Updated on April 15, 2020
tamarawilhite profile image

Tamara Wilhite is a technical writer, an industrial engineer, a mother of two, and a published sci-fi and horror author.


PMP versus Six Sigma is not just a comparison between business management philosophies. Instead, PMP and Six Sigma are different certifications, each training people to be able to achieve different goals. Yet the skill sets they represent are often complementary.

What Is PMP?

PMP is the Project Management Professional certification. It is a certification awarded by the Project Management Institute. PMP has more than forty processes for successfully implementing and completing projects.

What Is Six Sigma?

Six Sigma is, broadly speaking, a quality improvement initiative that seeks to reduce defects to as low a number as possible and financially feasible. Six Sigma certifications range from white belts and yellow belts that teach the basics of statistical process control and data capture to Six Sigma Black Belts who identify root causes of defects, determine the best way to eliminate them, and then manage the project intended to do so.

The Similarities between PMP and Six Sigma

Both Six Sigma and PMP have 5 stage lifecycles. In PMP, the lifecycle is initiate, plan, execute, “monitor and control” and close. In Six Sigma, the standard lifecycle steps are define, measure, analyze, improve and control.

Both PMP and Six Sigma use a variation of the PDCA loop and add one more step.
Both PMP and Six Sigma use a variation of the PDCA loop and add one more step. | Source

The Differences between PMP and Six Sigma

The PMP methodology is intended to improve the project success rate regardless of the type of project. Six Sigma is intended to eliminate defects. Six Sigma, in combination with “lean” principles, tries to eliminate waste while improving quality.

PMP is better for defined projects whether you’re building a building or planning a marketing campaign. Six Sigma leaders may work permanently in a department like quality control, quality assurance, production planning or for a particular facility, continually monitoring operations and dealing with whatever quality issues arise.

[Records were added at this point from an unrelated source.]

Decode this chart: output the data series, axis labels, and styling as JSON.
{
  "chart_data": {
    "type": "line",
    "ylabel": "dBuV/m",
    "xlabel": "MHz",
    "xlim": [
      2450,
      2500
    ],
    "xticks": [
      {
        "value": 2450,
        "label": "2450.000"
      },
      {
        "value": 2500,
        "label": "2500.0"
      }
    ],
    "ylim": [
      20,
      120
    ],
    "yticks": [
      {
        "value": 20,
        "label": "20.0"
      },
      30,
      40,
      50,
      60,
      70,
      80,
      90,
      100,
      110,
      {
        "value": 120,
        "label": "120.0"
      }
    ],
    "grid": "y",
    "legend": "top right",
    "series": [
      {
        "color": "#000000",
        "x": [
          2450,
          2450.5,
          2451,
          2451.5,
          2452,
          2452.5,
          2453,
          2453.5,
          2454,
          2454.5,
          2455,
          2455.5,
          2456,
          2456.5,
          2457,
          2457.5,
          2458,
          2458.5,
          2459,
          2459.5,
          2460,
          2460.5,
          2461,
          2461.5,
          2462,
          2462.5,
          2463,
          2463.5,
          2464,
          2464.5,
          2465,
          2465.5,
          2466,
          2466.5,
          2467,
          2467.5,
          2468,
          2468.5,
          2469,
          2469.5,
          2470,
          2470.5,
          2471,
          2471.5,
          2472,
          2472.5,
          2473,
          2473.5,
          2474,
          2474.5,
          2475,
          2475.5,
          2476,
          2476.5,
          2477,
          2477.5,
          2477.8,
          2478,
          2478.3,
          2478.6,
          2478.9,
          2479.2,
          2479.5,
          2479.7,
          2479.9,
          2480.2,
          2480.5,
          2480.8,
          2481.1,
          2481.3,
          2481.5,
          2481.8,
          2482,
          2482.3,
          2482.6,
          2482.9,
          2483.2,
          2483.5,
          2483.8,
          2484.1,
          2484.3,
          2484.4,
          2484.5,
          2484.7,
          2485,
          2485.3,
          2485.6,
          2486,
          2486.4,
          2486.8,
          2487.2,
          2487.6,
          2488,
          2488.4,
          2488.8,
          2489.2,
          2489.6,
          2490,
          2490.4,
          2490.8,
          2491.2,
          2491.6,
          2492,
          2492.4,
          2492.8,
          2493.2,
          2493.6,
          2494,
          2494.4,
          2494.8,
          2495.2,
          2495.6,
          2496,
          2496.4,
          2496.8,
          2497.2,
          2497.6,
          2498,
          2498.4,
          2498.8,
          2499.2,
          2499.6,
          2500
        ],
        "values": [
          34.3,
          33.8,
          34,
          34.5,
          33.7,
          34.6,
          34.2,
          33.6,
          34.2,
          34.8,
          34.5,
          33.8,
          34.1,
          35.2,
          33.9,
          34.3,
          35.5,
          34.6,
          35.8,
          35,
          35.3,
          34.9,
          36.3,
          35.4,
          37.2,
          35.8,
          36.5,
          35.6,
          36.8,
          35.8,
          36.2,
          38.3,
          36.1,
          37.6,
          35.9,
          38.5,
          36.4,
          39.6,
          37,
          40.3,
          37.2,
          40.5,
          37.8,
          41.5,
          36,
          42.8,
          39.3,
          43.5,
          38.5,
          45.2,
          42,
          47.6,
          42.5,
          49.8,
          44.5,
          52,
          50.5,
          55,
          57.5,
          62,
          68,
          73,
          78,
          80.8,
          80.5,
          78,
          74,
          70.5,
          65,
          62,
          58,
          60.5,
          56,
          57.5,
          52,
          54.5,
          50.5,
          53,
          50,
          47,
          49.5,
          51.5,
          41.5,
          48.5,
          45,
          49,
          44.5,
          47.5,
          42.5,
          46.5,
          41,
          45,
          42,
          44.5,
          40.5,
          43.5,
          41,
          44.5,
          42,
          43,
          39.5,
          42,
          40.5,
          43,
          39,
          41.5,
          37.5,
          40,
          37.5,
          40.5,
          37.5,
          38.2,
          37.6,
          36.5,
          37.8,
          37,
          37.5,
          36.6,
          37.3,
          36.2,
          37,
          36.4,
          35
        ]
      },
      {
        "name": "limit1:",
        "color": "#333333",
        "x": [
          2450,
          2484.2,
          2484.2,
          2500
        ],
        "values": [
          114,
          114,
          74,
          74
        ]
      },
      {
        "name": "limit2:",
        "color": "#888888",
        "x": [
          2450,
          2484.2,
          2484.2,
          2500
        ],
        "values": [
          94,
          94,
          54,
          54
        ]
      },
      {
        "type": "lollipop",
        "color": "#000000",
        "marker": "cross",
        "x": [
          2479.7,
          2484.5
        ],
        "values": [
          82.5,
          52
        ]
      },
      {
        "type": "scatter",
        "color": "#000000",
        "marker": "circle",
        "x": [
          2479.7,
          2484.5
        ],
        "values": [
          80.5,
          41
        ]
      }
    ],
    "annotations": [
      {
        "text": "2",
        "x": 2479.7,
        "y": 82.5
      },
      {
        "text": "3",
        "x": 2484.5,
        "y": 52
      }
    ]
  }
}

PMP is entirely the purview of the Project Management Institute. While there are famous Six Sigma programs Motorola, certification is available through professional groups like the American Society for Quality and Institute of Industrial and Systems Engineers. Furthermore, Six Sigma certifications are available through a number of master’s programs and as stand-alone continuing education programs. Another difference between the two certifications is that one must take professional development units (continuing education credit) to remain a PMP, while a Six Sigma certification is permanent. In this regard, a PMP is more like a Professional Engineering license where you pass the exam but must continue to take continuing education courses to maintain the certification.

Are Six Sigma Black Belts Equal to Project Management Professionals?

It is Six Sigma Black Belts whose expertise may overlap with the PMP, since both the PMP and Six Sigma Black Belt manage projects and, often, teams to accomplish their goals. However, the Six Sigma expert is focused on continuous process improvement projects. The Six Sigma project manager will change projects based on need, such as moving from reducing mistakes in the shipping department to eliminating a new defect identified in manufacturing. A PMP may oversee a production line upgrade or product turnover, but their focus is completing the project while meeting various business goals – quality being just one of them.

PMP stands out for teaching human resource management and budgeting. This is hardly if at all taught for Six Sigma students except touched upon in the Six Sigma black belt and master black belt level. Even in those cases, classes focus on teaching getting buy-in from management and selling the proposal to those whose jobs are changing.

Note that it is possible to earn both a PMP certification and Six Sigma belt, just as one could earn an MBA and PMP certification. I’ve never heard of a graduate program that awards either a PMP certification or Six Sigma belt as part of an MBA, though such a program may exist.

I personally hold a Six Sigma green belt in addition to an industrial engineering degree but have never earned the PMP. However, it is possible to become a manager without either certification. And one could work in almost any area and earn a Six Sigma certification before applying those principles to the job.